The doctor examined our baby, and though she was slightly anemic, she  had ten fingers, ten toes, a healthy heart and a set of obviously  functioning lungs. I asked about the anemia-the doctor said it was  nothing to worry about-and after he squirted a bunch of goop in our  baby's eyes, she was cleaned and swaddled and placed in my wife's arms.

Just as I'd predicted, photos were taken all day long but strangely,  when people saw them later, no one seemed to care about my appearance at  all.

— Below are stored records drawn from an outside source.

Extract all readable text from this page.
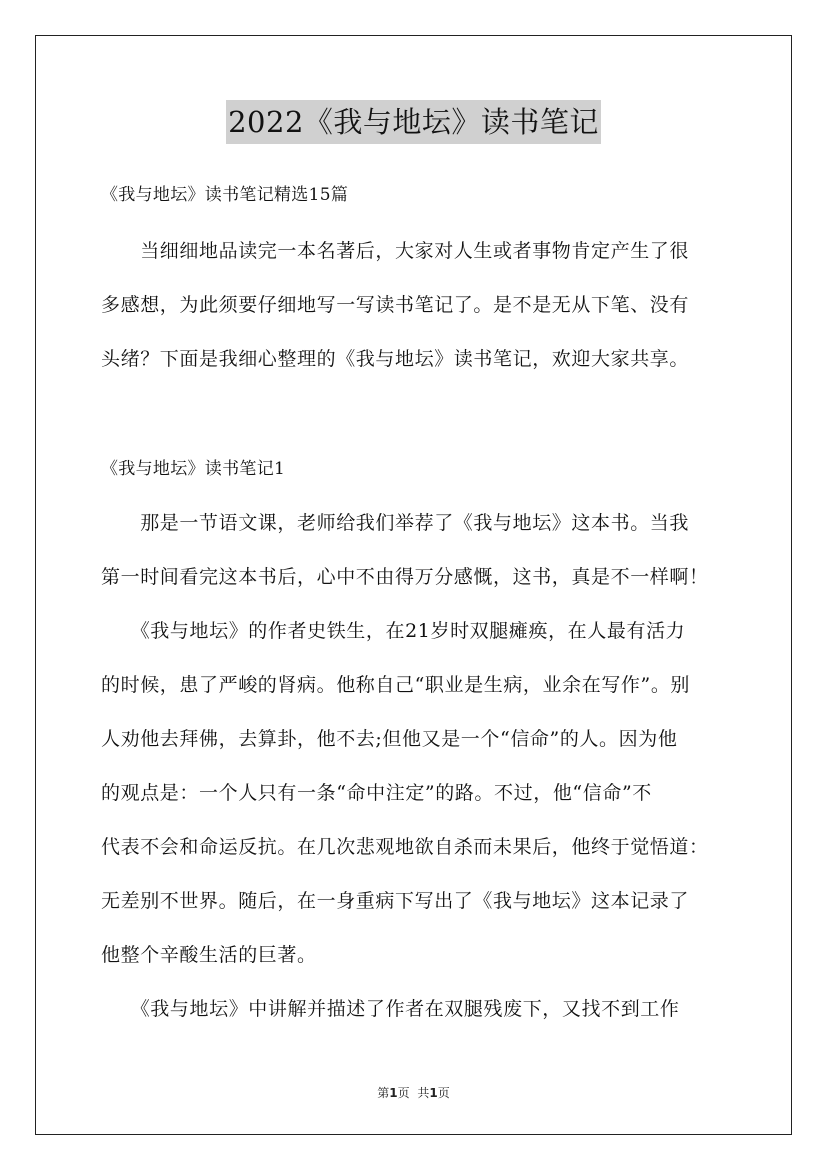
2022《我与地坛》读书笔记
《我与地坛》读书笔记精选15篇
　　当细细地品读完一本名著后，大家对人生或者事物肯定产生了很
多感想，为此须要仔细地写一写读书笔记了。是不是无从下笔、没有
头绪？下面是我细心整理的《我与地坛》读书笔记，欢迎大家共享。
《我与地坛》读书笔记1
　　那是一节语文课，老师给我们举荐了《我与地坛》这本书。当我
第一时间看完这本书后，心中不由得万分感慨，这书，真是不一样啊！
　　《我与地坛》的作者史铁生，在21岁时双腿瘫痪，在人最有活力
的时候，患了严峻的肾病。他称自己“职业是生病，业余在写作”。别
人劝他去拜佛，去算卦，他不去;但他又是一个“信命”的人。因为他
的观点是：一个人只有一条“命中注定”的路。不过，他“信命”不
代表不会和命运反抗。在几次悲观地欲自杀而未果后，他终于觉悟道：
无差别不世界。随后，在一身重病下写出了《我与地坛》这本记录了
他整个辛酸生活的巨著。
　　《我与地坛》中讲解并描述了作者在双腿残废下，又找不到工作
第1页 共1页
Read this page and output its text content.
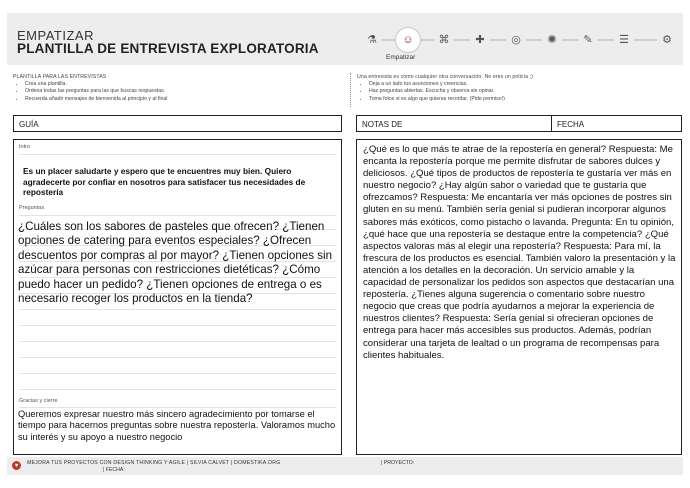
EMPATIZAR
PLANTILLA DE ENTREVISTA EXPLORATORIA
⚗	☺	⌘	✚	◎	✺	✎	☰	⚙
Empatizar
PLANTILLA PARA LAS ENTREVISTAS
• Crea una plantilla.
• Ordena todas las preguntas para las que buscas respuestas.
• Recuerda añadir mensajes de bienvenida al principio y al final
Una entrevista es como cualquier otra conversación. No eres un policía ;)
• Deja a un lado tus asunciones y creencias.
• Haz preguntas abiertas. Escucha y observa sin opinar.
• Toma fotos si es algo que quieras recordar. (Pide permiso!)
GUÍA	NOTAS DE	FECHA
Intro
Es un placer saludarte y espero que te encuentres muy bien. Quiero agradecerte por confiar en nosotros para satisfacer tus necesidades de repostería
Preguntas
¿Cuáles son los sabores de pasteles que ofrecen? ¿Tienen opciones de catering para eventos especiales? ¿Ofrecen descuentos por compras al por mayor? ¿Tienen opciones sin azúcar para personas con restricciones dietéticas? ¿Cómo puedo hacer un pedido? ¿Tienen opciones de entrega o es necesario recoger los productos en la tienda?
Gracias y cierre
Queremos expresar nuestro más sincero agradecimiento por tomarse el tiempo para hacernos preguntas sobre nuestra repostería. Valoramos mucho su interés y su apoyo a nuestro negocio
¿Qué es lo que más te atrae de la repostería en general? Respuesta: Me encanta la repostería porque me permite disfrutar de sabores dulces y deliciosos. ¿Qué tipos de productos de repostería te gustaría ver más en nuestro negocio? ¿Hay algún sabor o variedad que te gustaría que ofrezcamos? Respuesta: Me encantaría ver más opciones de postres sin gluten en su menú. También sería genial si pudieran incorporar algunos sabores más exóticos, como pistacho o lavanda. Pregunta: En tu opinión, ¿qué hace que una repostería se destaque entre la competencia? ¿Qué aspectos valoras más al elegir una repostería? Respuesta: Para mí, la frescura de los productos es esencial. También valoro la presentación y la atención a los detalles en la decoración. Un servicio amable y la capacidad de personalizar los pedidos son aspectos que destacarían una repostería. ¿Tienes alguna sugerencia o comentario sobre nuestro negocio que creas que podría ayudarnos a mejorar la experiencia de nuestros clientes? Respuesta: Sería genial si ofrecieran opciones de entrega para hacer más accesibles sus productos. Además, podrían considerar una tarjeta de lealtad o un programa de recompensas para clientes habituales.
♥	MEJORA TUS PROYECTOS CON DESIGN THINKING Y AGILE | SILVIA CALVET | DOMESTIKA.ORG
| FECHA:
| PROYECTO:
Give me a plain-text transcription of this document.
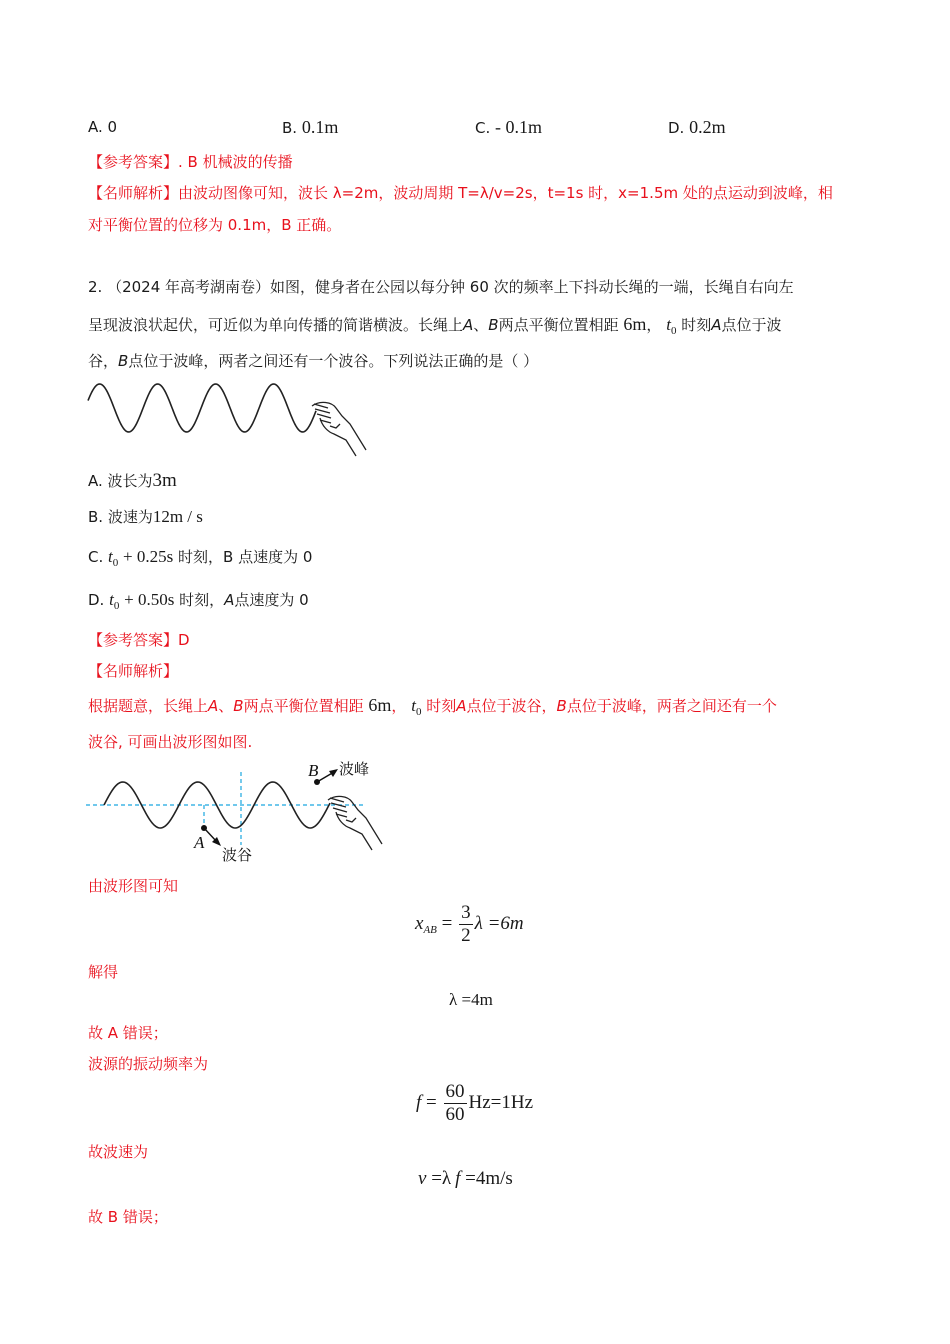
A. 0	B. 0.1m	C. - 0.1m	D. 0.2m
【参考答案】. B 机械波的传播
【名师解析】由波动图像可知，波长 λ=2m，波动周期 T=λ/v=2s，t=1s 时，x=1.5m 处的点运动到波峰，相
对平衡位置的位移为 0.1m，B 正确。
2. （2024 年高考湖南卷）如图，健身者在公园以每分钟 60 次的频率上下抖动长绳的一端，长绳自右向左
呈现波浪状起伏，可近似为单向传播的简谐横波。长绳上A、B两点平衡位置相距 6m， $t_0$ 时刻A点位于波
谷，B点位于波峰，两者之间还有一个波谷。下列说法正确的是（ ）
A. 波长为3m
B. 波速为12m / s
C. $t_0 + 0.25s$ 时刻，B 点速度为 0
D. $t_0 + 0.50s$ 时刻，A点速度为 0
【参考答案】D
【名师解析】
根据题意，长绳上A、B两点平衡位置相距 6m， $t_0$ 时刻A点位于波谷，B点位于波峰，两者之间还有一个
波谷, 可画出波形图如图.
B 波峰
A
波谷
由波形图可知
$x_{AB} = \frac{3}{2}$ λ =6m
解得
λ =4m
故 A 错误；
波源的振动频率为
$f = \frac{60}{60} Hz=1Hz$
故波速为
v =λ f =4m/s
故 B 错误；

It's been said that babies are born looking like either Winston  Churchill or Mahatma Gandhi, but because the anemia lent a grayish  pallor to my daughter's skin, my first thought was that she resembled  Yoda, without the ears of course. A beautiful Yoda, mind you, a  breathtaking Yoda, a Yoda so miraculous that when she gripped my finger,  my heart nearly burst. My parents happened to arrive a few minutes  later, and in my nervousness and excitement, I met them in the hallway  and blurted out the first words that came to mind.

"We have a gray baby!"

My mother looked at me as though I'd gone insane while my father dug his  finger into his ear as if wondering if the waxy buildup had clouded his  ability to hear effectively. Ignoring my comment, they entered the room  and saw Vivian cradling our daughter in her arms, her expression  serene. My eyes followed theirs and I thought to myself that London had  to be the single most precious little girl in the history of the world.  While I'm sure all new fathers think the same thing about their own  children, the simple fact is that there can only be one child who is  actually the most precious in the history of the world, and part of me  marveled that others in the hospital weren't stopping by our room to  marvel at my daughter.